Eternal glory never lasted such a short time as it did on the 'lonely cairn of stones' erected by Charles Francis Hall on King William Island. He'd spent years trying to reach the place, only to be defeated by the constraints of time (his Inuit guides needed to cross  back to the mainland to hunt) and visibility (snow still covered the ground thickly, such that even those of his guides that knew the terrain intimately, couldn't re-locate all of the skeletons they'd seen there in past summers. On a horizontal stone, Hall had scratched the inscription "ETERNAL GLORY TO THE DISCOVERERS OF THE NORTHWEST PASSAGE," but part of the stone with the last few letters (EST PASSAGE) eventually broke off. Below, on a smaller stone, he scratched the date "May XII 1869," adding an "H" for Hall.
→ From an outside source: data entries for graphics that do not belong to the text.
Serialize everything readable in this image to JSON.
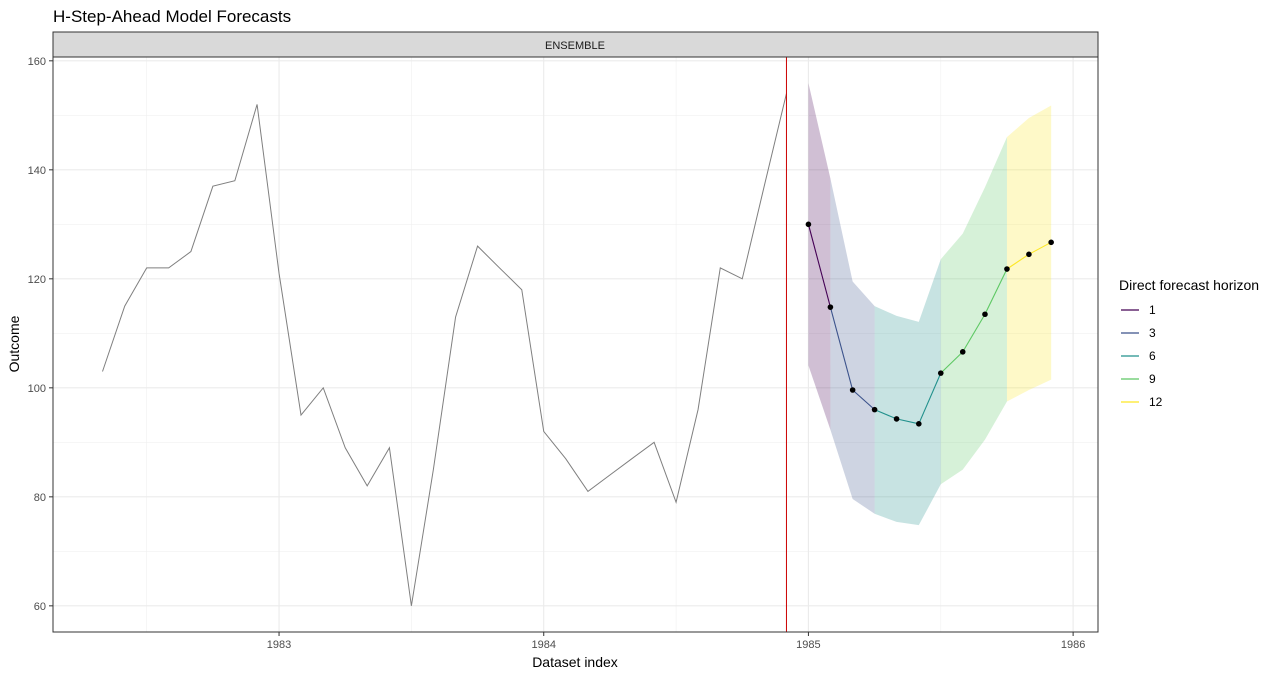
{
  "chart_data": {
    "type": "line",
    "title": "H-Step-Ahead Model Forecasts",
    "facet_label": "ENSEMBLE",
    "xlabel": "Dataset index",
    "ylabel": "Outcome",
    "xlim": [
      1982.146,
      1986.094
    ],
    "ylim": [
      55.2,
      160.7
    ],
    "x_ticks": [
      1983,
      1984,
      1985,
      1986
    ],
    "x_tick_labels": [
      "1983",
      "1984",
      "1985",
      "1986"
    ],
    "y_ticks": [
      60,
      80,
      100,
      120,
      140,
      160
    ],
    "y_tick_labels": [
      "60",
      "80",
      "100",
      "120",
      "140",
      "160"
    ],
    "grid": true,
    "forecast_origin": 1984.917,
    "forecast_origin_color": "#cc0000",
    "history": {
      "color": "#7f7f7f",
      "x": [
        1982.333,
        1982.417,
        1982.5,
        1982.583,
        1982.667,
        1982.75,
        1982.833,
        1982.917,
        1983.0,
        1983.083,
        1983.167,
        1983.25,
        1983.333,
        1983.417,
        1983.5,
        1983.583,
        1983.667,
        1983.75,
        1983.833,
        1983.917,
        1984.0,
        1984.083,
        1984.167,
        1984.25,
        1984.333,
        1984.417,
        1984.5,
        1984.583,
        1984.667,
        1984.75,
        1984.833,
        1984.917
      ],
      "y": [
        103,
        115,
        122,
        122,
        125,
        137,
        138,
        152,
        121,
        95,
        100,
        89,
        82,
        89,
        60,
        85,
        113,
        126,
        122,
        118,
        92,
        87,
        81,
        84,
        87,
        90,
        79,
        96,
        122,
        120,
        137,
        154
      ]
    },
    "forecast": {
      "x": [
        1985.0,
        1985.083,
        1985.167,
        1985.25,
        1985.333,
        1985.417,
        1985.5,
        1985.583,
        1985.667,
        1985.75,
        1985.833,
        1985.917
      ],
      "y": [
        130,
        114.8,
        99.6,
        96.0,
        94.3,
        93.4,
        102.7,
        106.6,
        113.5,
        121.8,
        124.5,
        126.7
      ],
      "lower": [
        104.1,
        92.3,
        79.6,
        76.9,
        75.4,
        74.8,
        82.3,
        85.0,
        90.5,
        97.5,
        99.6,
        101.5
      ],
      "upper": [
        155.9,
        138.4,
        119.5,
        115.0,
        113.2,
        112.1,
        123.6,
        128.3,
        136.8,
        146.0,
        149.5,
        151.8
      ],
      "horizon": [
        "1",
        "3",
        "3",
        "6",
        "6",
        "6",
        "9",
        "9",
        "9",
        "12",
        "12",
        "12"
      ]
    },
    "legend": {
      "title": "Direct forecast horizon",
      "position": "right",
      "entries": [
        {
          "label": "1",
          "color": "#440154"
        },
        {
          "label": "3",
          "color": "#3B528B"
        },
        {
          "label": "6",
          "color": "#21908C"
        },
        {
          "label": "9",
          "color": "#5DC863"
        },
        {
          "label": "12",
          "color": "#FDE725"
        }
      ]
    }
  }
}
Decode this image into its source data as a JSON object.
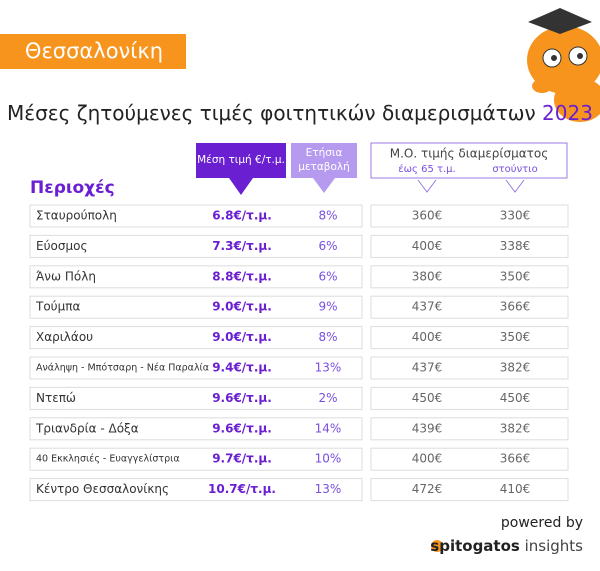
{
  "header": {
    "city": "Θεσσαλονίκη",
    "title": "Μέσες ζητούμενες τιμές φοιτητικών διαμερισμάτων",
    "year": "2023"
  },
  "table": {
    "columns": {
      "area": "Περιοχές",
      "price": "Μέση τιμή €/τ.μ.",
      "change": [
        "Ετήσια",
        "μεταβολή"
      ],
      "apartment": "Μ.Ο. τιμής διαμερίσματος",
      "upto65": "έως 65 τ.μ.",
      "studio": "στούντιο"
    },
    "rows": [
      [
        "Σταυρούπολη",
        "6.8€/τ.μ.",
        "8%",
        "360€",
        "330€"
      ],
      [
        "Εύοσμος",
        "7.3€/τ.μ.",
        "6%",
        "400€",
        "338€"
      ],
      [
        "Άνω Πόλη",
        "8.8€/τ.μ.",
        "6%",
        "380€",
        "350€"
      ],
      [
        "Τούμπα",
        "9.0€/τ.μ.",
        "9%",
        "437€",
        "366€"
      ],
      [
        "Χαριλάου",
        "9.0€/τ.μ.",
        "8%",
        "400€",
        "350€"
      ],
      [
        "Ανάληψη - Μπότσαρη - Νέα Παραλία",
        "9.4€/τ.μ.",
        "13%",
        "437€",
        "382€"
      ],
      [
        "Ντεπώ",
        "9.6€/τ.μ.",
        "2%",
        "450€",
        "450€"
      ],
      [
        "Τριανδρία - Δόξα",
        "9.6€/τ.μ.",
        "14%",
        "439€",
        "382€"
      ],
      [
        "40 Εκκλησιές - Ευαγγελίστρια",
        "9.7€/τ.μ.",
        "10%",
        "400€",
        "366€"
      ],
      [
        "Κέντρο Θεσσαλονίκης",
        "10.7€/τ.μ.",
        "13%",
        "472€",
        "410€"
      ]
    ]
  },
  "footer": {
    "powered": "powered by",
    "brand": "spitogatos",
    "suffix": "insights"
  }
}
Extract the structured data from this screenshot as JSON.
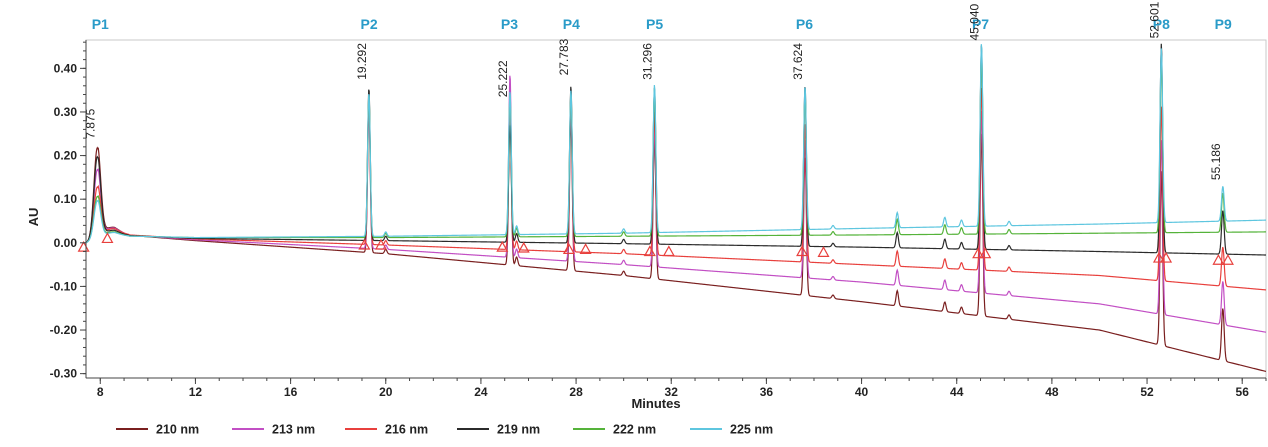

And there's another reason most of us haven't seen an image of this cairn before: although Gilder's account of its discovery is well-known, its only known depiction is in Richard Galaburri's pamphlet Lost! The Franklin Expedition and the Fate of the Crews of H.M.S. Erebus and Terror, privately printed and rather hard to find. Years of scouring the Internet for its source had led nowhere, until I tracked down Galaburri himself. He identified it as having come from a December 1880 issue of Harper's Weekly -- a publication of which only scattered copies can readily be found online -- and I was able to obtain a copy from a dealer in rare newspapers.

Slide used in Stackpole's book
The article is apparently by Gilder himself, with illustrations credited to "Henry" Klutschak. And yet there's a small discrepancy in this: Klutschak was not among the party that went to visit the site of the cairn; Gilder mentions having made a "quick sketch" but this did not appear in his book. Apparently, Kultschak drew a more professional version based on that sketch -- it appears as slide #29 in Schwatka's lantern lecture to the American Geographical Society that same year -- and this was used as the source by Harper's. The engraver for Harper's probably did a fairly close copy for this depiction, which is opposite the more familiar one of Irving's grave marker, but other elements of his two-page spread are somewhat more freely adapted than the corresponding images in the Illustrated London News or Gilder's book. The confusion over Hall's marker was also accidentally amplified in Stackpole's edition of Schwatka's Long Arctic Search -- he used a set of commercially available lantern slides, and misidentified the slide depicting the Irving marker as Hall's cairn.

These stones have another significance: near them, Hall's guides uncovered a skeleton, which was sent back to England, and for many years misidentified as Le Vesconte's -- it was only when it was examined during the move of the Franklin memorial to the front of the chapel that it was found, by analysis of the teeth and a facial reconstruction, to be far more likely that of Harry Goodsir. The archaeologist Doug Stenton, who's done so much work to re-locate historical sites on King William Island, hopes to use this image to identify the site of the cairn in a future visit.